The repo contains a dockerfile , to spin up a container for tersting and working on the CVE-2024-48208
- Reproduce CVE : done
- Understand what are we reading from the OOB read: Done(Reading the reply buf)
- Understand how can the user modify the buffer: Done (The replybuffer contans the reply from the last request)
- Make a directory with CRLF chars: Done (Python script)
- Check if the chdir() is successful: Done
- Setup EPSV mode , and response to check the response: Done (the dirname changes with every exploit rn)

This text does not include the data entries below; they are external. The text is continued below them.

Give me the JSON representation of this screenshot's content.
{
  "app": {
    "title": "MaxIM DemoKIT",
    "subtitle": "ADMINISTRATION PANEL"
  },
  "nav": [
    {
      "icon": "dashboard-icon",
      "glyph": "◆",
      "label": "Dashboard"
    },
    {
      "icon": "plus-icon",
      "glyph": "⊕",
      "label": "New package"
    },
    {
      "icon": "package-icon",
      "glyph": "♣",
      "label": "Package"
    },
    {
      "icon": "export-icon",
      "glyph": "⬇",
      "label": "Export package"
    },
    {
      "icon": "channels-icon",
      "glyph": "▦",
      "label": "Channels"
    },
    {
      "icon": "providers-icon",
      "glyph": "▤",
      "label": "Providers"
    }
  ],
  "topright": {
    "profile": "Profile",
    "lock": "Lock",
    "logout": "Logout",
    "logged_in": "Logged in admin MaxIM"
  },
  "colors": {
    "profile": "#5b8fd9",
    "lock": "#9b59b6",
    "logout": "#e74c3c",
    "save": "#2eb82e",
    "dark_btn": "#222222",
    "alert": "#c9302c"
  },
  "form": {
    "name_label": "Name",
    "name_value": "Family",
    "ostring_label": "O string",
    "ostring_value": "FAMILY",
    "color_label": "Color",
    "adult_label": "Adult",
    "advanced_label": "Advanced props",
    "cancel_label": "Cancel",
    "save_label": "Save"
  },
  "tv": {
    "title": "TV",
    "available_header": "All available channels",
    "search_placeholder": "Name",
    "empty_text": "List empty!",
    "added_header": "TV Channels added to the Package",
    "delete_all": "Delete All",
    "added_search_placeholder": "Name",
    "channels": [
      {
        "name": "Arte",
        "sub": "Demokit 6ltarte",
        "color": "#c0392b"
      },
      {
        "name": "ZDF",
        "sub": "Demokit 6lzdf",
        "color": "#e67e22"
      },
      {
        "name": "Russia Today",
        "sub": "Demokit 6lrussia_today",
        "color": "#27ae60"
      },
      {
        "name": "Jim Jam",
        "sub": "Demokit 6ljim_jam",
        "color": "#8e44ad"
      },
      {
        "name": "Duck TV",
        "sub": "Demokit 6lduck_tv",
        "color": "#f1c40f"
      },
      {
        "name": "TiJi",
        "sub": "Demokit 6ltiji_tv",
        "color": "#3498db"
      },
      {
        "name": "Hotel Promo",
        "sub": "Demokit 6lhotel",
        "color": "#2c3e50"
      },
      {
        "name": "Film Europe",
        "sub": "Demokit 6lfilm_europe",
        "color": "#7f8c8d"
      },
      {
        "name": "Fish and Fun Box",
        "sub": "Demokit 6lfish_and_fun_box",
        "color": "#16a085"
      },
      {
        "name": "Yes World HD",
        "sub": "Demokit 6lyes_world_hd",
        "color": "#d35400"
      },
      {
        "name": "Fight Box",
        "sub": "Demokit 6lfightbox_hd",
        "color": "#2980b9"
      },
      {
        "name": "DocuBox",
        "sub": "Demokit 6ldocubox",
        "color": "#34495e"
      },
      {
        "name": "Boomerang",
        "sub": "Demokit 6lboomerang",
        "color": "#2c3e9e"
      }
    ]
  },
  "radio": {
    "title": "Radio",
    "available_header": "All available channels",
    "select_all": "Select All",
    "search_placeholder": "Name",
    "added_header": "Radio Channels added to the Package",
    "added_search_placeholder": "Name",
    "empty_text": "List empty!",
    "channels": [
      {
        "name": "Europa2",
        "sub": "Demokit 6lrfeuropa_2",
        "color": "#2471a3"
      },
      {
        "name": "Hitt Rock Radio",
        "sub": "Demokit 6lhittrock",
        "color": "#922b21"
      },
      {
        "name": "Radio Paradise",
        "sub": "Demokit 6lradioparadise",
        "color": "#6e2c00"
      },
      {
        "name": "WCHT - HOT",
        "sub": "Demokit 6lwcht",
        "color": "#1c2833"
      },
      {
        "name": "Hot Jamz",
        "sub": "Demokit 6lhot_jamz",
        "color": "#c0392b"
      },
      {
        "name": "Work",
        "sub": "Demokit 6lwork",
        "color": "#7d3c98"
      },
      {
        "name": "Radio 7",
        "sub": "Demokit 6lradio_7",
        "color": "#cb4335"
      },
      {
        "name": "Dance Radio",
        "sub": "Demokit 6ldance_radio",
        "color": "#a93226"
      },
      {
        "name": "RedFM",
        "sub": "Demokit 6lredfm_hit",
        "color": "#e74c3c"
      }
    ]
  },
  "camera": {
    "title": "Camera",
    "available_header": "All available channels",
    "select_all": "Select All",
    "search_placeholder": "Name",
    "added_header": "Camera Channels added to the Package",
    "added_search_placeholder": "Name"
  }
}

- Chevck if we can replicate this for restricted directories: (Done with a directory owned by ftpuser2)
- Present as pivot from the original CVE OOB read to Jail escape/Broken access control: (Done)
- Exploit automation (Done)
sudo docker build -t pure-ftpd-vuln .
sudo docker run -d -p 21:21 -it --name pure-ftpd-vuln pure-ftpd-vuln
Open the terminal , and type ftp <Docker-Interface-IP>
Type the following username and password: ftpuser:test
Open the terminal, cd to the pureftpd directory , and type make; make install
The pureftpd directory is a modified code for the PoC , with the following modifications:
- Smaller reply buffer , to make it easier to show a readable filename.
- Modified response strings, to fit in the smaller buffer.